DOI: 10.1161/circ.148.suppl_1.18847 ISSN: 0009-7322

Abstract 18847: Apples to Apples: Cardiopulmonary Exercise Testing Findings in Healthy Athletes versus Equally Fit Patients With Hypertrophic Cardiomyopathy

Cliodhna McHugh, Sarah K Gustus, Bradley J Petek, Meagan M Wasfy
  • Physiology (medical)
  • Cardiology and Cardiovascular Medicine

Introduction: CPET is often used when athletes present for clinical evaluation of suspected pathology, including HCM. While lower than expected peak oxygen consumption (pVO 2 ) may raise suspicion for HCM, athletes with HCM frequently display normal or supranormal pVO 2 , limiting the diagnostic utility of this parameter.

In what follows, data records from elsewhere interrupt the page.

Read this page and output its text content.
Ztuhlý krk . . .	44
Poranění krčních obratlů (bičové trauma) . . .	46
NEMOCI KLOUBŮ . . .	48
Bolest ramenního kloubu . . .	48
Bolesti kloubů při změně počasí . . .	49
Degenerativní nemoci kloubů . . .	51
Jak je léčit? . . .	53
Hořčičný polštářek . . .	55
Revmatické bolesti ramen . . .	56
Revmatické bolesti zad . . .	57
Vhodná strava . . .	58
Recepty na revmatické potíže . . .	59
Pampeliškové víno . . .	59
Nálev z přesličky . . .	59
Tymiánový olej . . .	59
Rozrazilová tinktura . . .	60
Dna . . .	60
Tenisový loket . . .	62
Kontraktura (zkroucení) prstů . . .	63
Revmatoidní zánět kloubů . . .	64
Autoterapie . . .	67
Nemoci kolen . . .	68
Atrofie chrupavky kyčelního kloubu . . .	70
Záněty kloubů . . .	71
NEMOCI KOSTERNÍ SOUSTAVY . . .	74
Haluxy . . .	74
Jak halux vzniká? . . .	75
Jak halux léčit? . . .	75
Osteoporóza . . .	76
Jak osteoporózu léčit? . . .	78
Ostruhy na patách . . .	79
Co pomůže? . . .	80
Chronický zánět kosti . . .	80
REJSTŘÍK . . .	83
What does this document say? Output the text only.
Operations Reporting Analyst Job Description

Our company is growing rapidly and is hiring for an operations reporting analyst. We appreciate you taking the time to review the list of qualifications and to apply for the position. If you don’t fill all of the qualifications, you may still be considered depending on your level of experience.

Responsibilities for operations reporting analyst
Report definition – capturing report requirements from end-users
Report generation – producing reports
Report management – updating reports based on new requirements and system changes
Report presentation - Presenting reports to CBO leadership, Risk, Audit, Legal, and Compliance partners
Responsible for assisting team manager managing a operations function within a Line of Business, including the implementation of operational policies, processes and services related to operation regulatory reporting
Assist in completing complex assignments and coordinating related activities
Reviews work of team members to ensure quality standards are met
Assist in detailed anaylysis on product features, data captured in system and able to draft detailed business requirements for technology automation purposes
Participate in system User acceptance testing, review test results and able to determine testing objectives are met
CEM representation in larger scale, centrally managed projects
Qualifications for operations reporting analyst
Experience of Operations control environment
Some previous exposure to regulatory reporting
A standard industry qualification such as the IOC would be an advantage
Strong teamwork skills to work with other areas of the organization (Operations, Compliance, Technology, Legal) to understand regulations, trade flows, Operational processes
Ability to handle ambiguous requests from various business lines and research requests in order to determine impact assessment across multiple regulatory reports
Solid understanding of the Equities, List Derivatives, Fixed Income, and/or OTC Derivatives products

Hypothesis: We hypothesize that there will be differences in other CPET parameters between healthy athletes and equally fit individuals with established HCM. Aim: The aim of this study was to compare CPET parameters in healthy athletes and equally fit individuals with established HCM.

Methods: Healthy athletes and HCM patients (percent predicted pVO 2 (ppVO 2 ) >90%, non-obstructive, no nodal agents) were identified who had cycle ergometer CPETs for research or clinical evaluation in a single lab. CPETs were compared between HCM patients and athletes matched (2:1 ratio) for age, sex, race, height, weight, and cardiorespiratory fitness (ppVO 2 ).

Results: Consistent with matching, HCM (n=30, 43.6 ± 14.2 years) and athletes (n=60, 43.8 ± 14.9 years) groups had similar, supranormal pVO 2 (40.4 ± 9.0 vs. 41.2 ± 8.9 mL/kg/min, 125% vs. 124% predicted, n.s.). While many CPET parameters were similar between groups, HCM patients had worse ventilatory efficiency with lower end-tidal CO 2 at the ventilatory threshold (VT) (42.9 ± 6.4 vs. 45.7 ± 4.8, p= 0.02), higher early VE/VCO 2 slope (through VT, 25.4 ± 4.7 vs. 23.4 ± 3.1, p=0.02), and higher nadir of VE/VCO 2 (27.3 ± 4 vs. 25.2 ± 2.6, p<0.001). When stratified by ppVO 2 , these differences remained significant for those with ppVO 2 < and ≥100%. Using the recommended cut-off of <30, HCM patients were more likely to have abnormally high VE/VCO 2 nadir than athletes (20% vs. 5%, p= 0.03).

Conclusion: Amongst equally fit individuals, ventilatory efficiency was worse in patients with HCM than in healthy athletes. Our results suggest ventilatory efficiency may be useful to integrate in with other diagnostic testing in “gray zone” clinical cases in which the diagnosis of HCM is being debated in athletes with LVH. Given ventilatory efficiency has been increasingly recognized as a key prognostic CPET parameter, future work should establish the prognostic value of VE/VCO 2 in HCM patients with intact cardiorespiratory fitness.